The world reviewed, one shitty thing at a time

Author: Expect Man

Irons

Buying the best iron available gets you very little more than picking one out of the “Even We Can’t Unload These” bin at the local Good Will. That’s because irons are primitive creatures that do something so elemental that they are unevolvable, like sea sponges, hammers, and game show hosts.

This is especially ironic (get it?) because irons are constrained by the geometry of planes to be miserable at their job. They have to be small enough to maneuver into corners, but large enough so that you don’t feel like you’re scrubbing the deck of the USS Infinity with a toothbrush. We are geometry’s prisoner as we mass-press areas without folds or corners, and then become obsessive mice as we repeatedly throw ourselves against a tuck or crease.

All so we can have flat clothing.

What a waste. In two months in a tenth of the time we spend ironing, we could reverse the norms so that wrinkled fabrics are a sign of good breeding, and ironed clothing is the social equivalent of a 7-carat pinky ring.

And we have the perfect excuse for legitimizing our laziness. While we are replacing our lightbulbs with low-heat versions, we are cranking up the dial on our irons from Poly to Cotton to Globe Warmer. Wrinkles say you care more about the Earth than about The Man’s smoothness fetish.

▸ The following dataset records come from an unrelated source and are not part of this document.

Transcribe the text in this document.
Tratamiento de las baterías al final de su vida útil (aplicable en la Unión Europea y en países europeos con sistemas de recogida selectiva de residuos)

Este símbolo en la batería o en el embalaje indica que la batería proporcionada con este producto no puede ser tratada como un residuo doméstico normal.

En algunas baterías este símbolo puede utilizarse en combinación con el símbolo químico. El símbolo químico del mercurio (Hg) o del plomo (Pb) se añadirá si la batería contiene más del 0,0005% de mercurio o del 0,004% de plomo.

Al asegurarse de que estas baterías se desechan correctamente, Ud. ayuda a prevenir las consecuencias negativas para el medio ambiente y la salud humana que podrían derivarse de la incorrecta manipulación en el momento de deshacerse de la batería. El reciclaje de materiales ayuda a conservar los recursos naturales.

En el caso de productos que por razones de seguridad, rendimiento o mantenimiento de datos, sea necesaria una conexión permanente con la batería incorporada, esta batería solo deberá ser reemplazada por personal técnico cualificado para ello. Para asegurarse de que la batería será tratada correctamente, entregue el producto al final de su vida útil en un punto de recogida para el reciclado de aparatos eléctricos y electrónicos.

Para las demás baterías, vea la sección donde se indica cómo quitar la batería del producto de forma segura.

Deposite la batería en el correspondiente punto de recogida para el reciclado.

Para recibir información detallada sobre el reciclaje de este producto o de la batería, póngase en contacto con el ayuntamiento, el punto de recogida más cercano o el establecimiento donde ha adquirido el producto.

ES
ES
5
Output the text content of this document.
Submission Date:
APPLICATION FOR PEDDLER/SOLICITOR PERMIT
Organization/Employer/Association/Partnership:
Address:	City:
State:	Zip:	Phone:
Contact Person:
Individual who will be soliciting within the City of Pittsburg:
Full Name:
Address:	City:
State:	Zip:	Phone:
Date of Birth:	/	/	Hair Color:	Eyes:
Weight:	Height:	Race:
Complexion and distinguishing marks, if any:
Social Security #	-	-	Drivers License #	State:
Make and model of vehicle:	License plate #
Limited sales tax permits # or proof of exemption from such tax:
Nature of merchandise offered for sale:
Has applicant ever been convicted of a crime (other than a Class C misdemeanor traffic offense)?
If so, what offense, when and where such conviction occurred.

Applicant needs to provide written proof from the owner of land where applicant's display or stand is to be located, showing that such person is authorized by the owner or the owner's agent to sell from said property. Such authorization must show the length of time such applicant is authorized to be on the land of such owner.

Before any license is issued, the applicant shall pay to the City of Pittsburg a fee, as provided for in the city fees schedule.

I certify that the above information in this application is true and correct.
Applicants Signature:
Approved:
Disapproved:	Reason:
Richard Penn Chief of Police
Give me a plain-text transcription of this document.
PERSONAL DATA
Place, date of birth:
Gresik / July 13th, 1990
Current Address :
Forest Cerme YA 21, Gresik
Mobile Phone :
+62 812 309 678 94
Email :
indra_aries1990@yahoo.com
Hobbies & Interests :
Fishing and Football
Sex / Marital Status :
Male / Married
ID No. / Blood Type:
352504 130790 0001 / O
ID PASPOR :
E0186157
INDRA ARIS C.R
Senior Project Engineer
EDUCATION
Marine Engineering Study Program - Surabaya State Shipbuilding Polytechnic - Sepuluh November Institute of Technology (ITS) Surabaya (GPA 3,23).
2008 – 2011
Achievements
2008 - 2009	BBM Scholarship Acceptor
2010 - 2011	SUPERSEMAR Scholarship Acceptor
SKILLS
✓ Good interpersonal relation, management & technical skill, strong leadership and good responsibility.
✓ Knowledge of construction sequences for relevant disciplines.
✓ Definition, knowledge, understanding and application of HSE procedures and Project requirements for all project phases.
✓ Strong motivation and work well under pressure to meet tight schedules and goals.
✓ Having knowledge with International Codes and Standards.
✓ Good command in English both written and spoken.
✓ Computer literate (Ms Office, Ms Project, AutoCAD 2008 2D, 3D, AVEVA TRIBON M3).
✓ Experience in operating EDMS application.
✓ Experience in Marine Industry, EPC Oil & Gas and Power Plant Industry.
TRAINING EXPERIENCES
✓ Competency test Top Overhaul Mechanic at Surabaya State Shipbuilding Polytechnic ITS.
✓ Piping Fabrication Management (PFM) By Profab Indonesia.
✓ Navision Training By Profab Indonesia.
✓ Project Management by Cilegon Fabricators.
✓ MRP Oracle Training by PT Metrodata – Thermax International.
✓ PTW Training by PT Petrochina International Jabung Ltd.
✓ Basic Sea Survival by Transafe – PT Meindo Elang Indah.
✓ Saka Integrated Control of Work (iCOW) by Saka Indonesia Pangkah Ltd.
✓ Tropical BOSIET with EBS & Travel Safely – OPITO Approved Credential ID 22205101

Wrinkles are life! Life is Wrinkles!

Expect: 4
Reality: 1

Pizza

You make dough the way we have since we discovered fire and edible dust.

You roll it out flat. Not into a crescent or a torus or anything with a twist in it. A flat circle. Geometry does not get more primitive than that.

You make some tomato sauce. That can be tricky, what with having to heat up the tomatoes real good and drop in a spoon of well known herbs.

Then you have to shred cheese. Take it apart into little bits. Uniform sizes or dust ‘n’ chunks, it doesn’t matter.

Put it in a freaking oven.

Look at it now and then.

Why is it, then, that 99 out of a hundred pizza places cannot manage to get all three constituent parts right simultaneously: flattened bread, warmed tomatoes, cheese shards?

Yet we don’t learn. We enter an unfamiliar pizza place thinking that, since it is in the full-time business of doing nothing but making pizzas, and have been making pizzas every day for the past forty years, maybe it will manage to get all three ingredients right at the same time.

Nope. The bread is soggy. The sauce tastes like yesterday’s tomato soup, tarted up with a squeeze of ketchup. The cheese is orange, burnt, or came in a block stamped “CHEESE.” One, two, or three of these conditions will obtain. Always.

Maybe if we dropped it down to just two ingredients, we could get a decent freaking pizza without having to go across town to a place that is one old Italian man away from closing forever, taking with him the now impossible dream of cheesy bread with red sauce done right.